Bloomberg reports that the amount of ethanol refiners can blend into gasoline is effectively capped at 13.4 billion gallons for 2013 — 400 million gallons short of the EPA’s 13.8 billion gallon blending mandate.

“This systemic problem already is creating market uncertainty and has resulted in more than a 1000% increase in the price of ethanol RINs since the beginning of the year,” said Hogan. “The cost to obligated parties of purchasing these expensive RINs increases refinery operating costs and ultimately will disadvantage consumers.”

One option refiners have to comply with the law is to reduce gasoline and diesel production, which means consumers risk paying more at the pump — as much as 10 cents more, reports Bloomberg.

Prices at the pump could surge even higher as high priced ethanol credits make gas imports more expensive, which creates an incentive for refiners to export gas and avoid ethanol blending requirements.
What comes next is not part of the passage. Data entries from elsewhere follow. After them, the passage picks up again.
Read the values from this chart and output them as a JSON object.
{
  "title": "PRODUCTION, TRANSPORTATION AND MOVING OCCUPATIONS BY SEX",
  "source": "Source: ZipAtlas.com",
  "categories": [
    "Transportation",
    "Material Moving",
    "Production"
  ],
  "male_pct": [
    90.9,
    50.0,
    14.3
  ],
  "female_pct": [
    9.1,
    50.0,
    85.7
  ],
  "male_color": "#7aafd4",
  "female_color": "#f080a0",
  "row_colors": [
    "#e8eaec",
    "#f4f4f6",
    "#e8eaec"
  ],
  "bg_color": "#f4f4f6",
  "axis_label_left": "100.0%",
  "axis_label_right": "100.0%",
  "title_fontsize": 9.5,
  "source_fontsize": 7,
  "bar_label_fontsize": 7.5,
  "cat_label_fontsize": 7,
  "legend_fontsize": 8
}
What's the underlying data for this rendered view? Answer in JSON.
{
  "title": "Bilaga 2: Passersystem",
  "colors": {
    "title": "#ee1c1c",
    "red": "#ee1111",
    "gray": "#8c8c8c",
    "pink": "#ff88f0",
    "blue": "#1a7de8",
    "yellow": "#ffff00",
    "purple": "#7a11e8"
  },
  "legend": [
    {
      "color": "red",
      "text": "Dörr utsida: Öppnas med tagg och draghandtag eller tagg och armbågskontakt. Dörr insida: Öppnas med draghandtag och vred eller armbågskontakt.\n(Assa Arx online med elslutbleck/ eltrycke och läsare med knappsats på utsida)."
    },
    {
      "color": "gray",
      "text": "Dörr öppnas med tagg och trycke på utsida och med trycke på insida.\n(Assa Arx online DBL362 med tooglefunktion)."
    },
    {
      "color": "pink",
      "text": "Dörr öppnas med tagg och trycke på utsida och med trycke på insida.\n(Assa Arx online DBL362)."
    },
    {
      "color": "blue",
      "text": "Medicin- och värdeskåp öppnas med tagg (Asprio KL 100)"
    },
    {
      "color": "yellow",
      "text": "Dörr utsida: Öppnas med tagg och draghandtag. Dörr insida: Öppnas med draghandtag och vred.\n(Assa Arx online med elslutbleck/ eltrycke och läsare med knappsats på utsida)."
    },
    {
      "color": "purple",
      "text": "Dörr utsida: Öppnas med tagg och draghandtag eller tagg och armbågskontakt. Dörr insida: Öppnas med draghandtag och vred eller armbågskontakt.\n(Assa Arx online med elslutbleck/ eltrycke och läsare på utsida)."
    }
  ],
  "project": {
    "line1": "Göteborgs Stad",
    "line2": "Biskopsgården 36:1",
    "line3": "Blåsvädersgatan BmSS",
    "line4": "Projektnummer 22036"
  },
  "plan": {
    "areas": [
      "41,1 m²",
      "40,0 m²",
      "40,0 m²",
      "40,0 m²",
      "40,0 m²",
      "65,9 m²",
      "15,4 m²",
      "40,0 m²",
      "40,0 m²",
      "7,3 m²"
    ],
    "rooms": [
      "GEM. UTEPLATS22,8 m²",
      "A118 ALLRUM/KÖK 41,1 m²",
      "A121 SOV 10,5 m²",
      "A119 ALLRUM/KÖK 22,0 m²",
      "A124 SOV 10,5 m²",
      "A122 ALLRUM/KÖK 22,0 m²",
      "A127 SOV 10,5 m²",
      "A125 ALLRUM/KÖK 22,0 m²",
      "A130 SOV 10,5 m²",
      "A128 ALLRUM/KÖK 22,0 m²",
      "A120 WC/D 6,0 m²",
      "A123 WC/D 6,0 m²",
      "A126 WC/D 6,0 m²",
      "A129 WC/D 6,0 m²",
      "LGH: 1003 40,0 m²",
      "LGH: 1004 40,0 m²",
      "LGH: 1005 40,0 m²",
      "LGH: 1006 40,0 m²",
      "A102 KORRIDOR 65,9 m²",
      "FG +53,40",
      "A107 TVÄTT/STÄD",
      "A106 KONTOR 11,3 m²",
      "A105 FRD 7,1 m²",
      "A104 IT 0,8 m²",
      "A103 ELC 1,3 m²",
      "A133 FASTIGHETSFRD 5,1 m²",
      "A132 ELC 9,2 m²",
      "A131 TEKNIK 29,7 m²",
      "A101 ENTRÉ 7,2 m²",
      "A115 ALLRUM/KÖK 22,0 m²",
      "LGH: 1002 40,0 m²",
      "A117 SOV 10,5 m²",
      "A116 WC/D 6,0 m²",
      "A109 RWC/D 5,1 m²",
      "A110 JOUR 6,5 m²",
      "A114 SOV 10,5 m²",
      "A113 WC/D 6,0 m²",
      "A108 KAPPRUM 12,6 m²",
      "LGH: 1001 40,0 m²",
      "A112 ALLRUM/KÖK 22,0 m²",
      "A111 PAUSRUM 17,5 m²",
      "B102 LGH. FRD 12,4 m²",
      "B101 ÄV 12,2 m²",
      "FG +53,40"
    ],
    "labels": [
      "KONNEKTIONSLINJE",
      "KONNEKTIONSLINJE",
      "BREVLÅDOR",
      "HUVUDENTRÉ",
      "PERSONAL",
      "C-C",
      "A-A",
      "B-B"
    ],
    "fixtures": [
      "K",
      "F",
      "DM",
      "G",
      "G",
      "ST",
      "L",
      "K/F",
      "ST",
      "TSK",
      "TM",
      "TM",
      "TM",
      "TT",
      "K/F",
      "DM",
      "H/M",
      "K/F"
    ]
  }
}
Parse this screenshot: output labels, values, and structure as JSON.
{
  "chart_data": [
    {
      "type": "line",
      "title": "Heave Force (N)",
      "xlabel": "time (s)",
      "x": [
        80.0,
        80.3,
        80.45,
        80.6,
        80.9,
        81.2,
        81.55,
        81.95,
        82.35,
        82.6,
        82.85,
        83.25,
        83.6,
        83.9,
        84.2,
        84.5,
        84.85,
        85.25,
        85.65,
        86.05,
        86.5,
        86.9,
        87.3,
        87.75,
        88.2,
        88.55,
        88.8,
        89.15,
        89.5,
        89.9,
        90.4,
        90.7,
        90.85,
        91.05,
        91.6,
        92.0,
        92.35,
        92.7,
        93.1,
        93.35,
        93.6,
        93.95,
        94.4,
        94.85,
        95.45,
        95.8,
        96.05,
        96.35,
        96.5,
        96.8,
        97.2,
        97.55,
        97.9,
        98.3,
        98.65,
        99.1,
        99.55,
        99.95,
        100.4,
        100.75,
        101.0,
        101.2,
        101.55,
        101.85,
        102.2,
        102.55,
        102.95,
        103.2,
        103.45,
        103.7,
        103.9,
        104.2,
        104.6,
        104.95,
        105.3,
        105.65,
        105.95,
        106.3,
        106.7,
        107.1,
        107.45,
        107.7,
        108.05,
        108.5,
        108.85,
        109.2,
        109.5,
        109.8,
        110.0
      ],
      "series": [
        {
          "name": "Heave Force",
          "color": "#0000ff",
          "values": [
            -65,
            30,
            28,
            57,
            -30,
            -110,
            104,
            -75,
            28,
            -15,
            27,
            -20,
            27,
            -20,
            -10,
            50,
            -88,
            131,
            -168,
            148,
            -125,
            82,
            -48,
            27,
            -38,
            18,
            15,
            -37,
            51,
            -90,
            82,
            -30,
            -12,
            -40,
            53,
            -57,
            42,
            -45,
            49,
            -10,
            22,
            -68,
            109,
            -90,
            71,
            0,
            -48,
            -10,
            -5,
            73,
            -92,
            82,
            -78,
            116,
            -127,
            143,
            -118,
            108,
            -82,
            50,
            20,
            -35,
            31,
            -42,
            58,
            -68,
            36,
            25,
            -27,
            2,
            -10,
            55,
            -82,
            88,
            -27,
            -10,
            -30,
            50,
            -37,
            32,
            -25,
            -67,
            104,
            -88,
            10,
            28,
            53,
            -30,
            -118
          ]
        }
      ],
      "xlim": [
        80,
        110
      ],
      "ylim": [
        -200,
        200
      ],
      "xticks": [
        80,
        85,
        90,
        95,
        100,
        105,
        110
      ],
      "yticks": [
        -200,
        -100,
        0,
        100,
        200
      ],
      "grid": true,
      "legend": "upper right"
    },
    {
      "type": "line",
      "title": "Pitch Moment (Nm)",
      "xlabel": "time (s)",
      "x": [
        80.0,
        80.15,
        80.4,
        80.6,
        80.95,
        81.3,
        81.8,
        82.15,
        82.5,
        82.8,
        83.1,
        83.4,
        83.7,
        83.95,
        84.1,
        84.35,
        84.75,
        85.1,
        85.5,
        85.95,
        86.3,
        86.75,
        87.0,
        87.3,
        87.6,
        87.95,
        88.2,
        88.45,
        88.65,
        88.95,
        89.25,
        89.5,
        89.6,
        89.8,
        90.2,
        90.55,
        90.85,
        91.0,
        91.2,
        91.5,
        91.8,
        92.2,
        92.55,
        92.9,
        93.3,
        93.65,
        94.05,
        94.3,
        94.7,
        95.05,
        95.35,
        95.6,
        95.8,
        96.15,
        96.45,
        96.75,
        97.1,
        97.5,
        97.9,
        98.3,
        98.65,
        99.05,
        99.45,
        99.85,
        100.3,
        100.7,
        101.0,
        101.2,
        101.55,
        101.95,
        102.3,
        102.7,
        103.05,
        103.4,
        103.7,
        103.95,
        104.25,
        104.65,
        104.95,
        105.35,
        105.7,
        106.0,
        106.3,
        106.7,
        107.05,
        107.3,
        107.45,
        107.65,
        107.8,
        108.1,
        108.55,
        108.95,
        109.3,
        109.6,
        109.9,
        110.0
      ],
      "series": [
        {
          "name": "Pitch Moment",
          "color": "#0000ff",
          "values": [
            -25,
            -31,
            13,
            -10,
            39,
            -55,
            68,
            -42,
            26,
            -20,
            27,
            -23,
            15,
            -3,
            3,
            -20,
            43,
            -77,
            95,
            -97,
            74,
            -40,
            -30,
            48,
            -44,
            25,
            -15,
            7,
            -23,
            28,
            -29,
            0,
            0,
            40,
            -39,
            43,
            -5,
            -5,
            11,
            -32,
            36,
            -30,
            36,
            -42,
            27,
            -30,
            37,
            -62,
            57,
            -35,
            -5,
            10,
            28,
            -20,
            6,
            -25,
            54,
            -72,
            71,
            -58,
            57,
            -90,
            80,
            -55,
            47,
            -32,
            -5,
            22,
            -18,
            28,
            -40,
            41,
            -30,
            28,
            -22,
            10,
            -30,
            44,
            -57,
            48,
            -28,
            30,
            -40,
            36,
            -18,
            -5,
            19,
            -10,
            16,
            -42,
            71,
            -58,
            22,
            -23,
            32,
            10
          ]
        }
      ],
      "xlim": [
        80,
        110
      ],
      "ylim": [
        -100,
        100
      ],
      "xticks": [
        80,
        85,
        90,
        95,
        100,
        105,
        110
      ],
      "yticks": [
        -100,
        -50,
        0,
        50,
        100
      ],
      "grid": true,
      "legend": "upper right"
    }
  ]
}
“The EPA has the authority to revise the ethanol requirements, and some believe doing so would decrease the cost of gasoline by five to 10 cents a gallon,” said Benjamin Cole, communications director at the Institute for Energy Research. “This seems like a ‘no brainer’ since the original targets for ethanol blended into gasoline were based on increasing gasoline demand, not declining demand as we are seeing it today.”

High ethanol credit prices also give refiners an incentive to export more fuel abroad to avoid blending requirements.

“The additional cost of RINs provides even more incentive to export motor fuel,” reports the Oil Price Information Service. “One refiner that was all set to move some gasoline blendstock to Florida reportedly moved the cargo offshore, where the sale would not be impacted by the necessity to purchase some RINs.”

However, the ethanol industry argues that high RIN prices indicate the need for blending more ethanol into the fuel supply.

Reuters reports that the ethanol industry blames refiners for driving up gasoline and RIN prices due to their refusal to blend up to 15 percent ethanol per gallon of gas — E15 — which would relieve upward pressure on prices.

However, research by the oil and auto industry supported Coordinating Research Council found that E15 could endanger the fuel systems in millions of vehicles model year 2001 and newer, which could mean vehicles breaking down on the road.

The oil and gas industry has called for the EPA renewable fuels mandate to be completely repealed because it is unworkable and will force vehicles to use more harmful, ethanol-heavy fuels.

“We believe the Renewable Fuels Standard is unworkable and should be repealed,” said Robert Greco, downstream group director at API. “There is a fundamental flaw in the enabling statute so the only way to fix it is to scrap the law and start over if Congress believes such a program is necessary.”

Earlier this year, a federal court ruled that the EPA’s renewable fuel mandate and ruled that the agency exceeded its authority by requiring refiners to use cellulosic biofuels, which isn’t commercially available.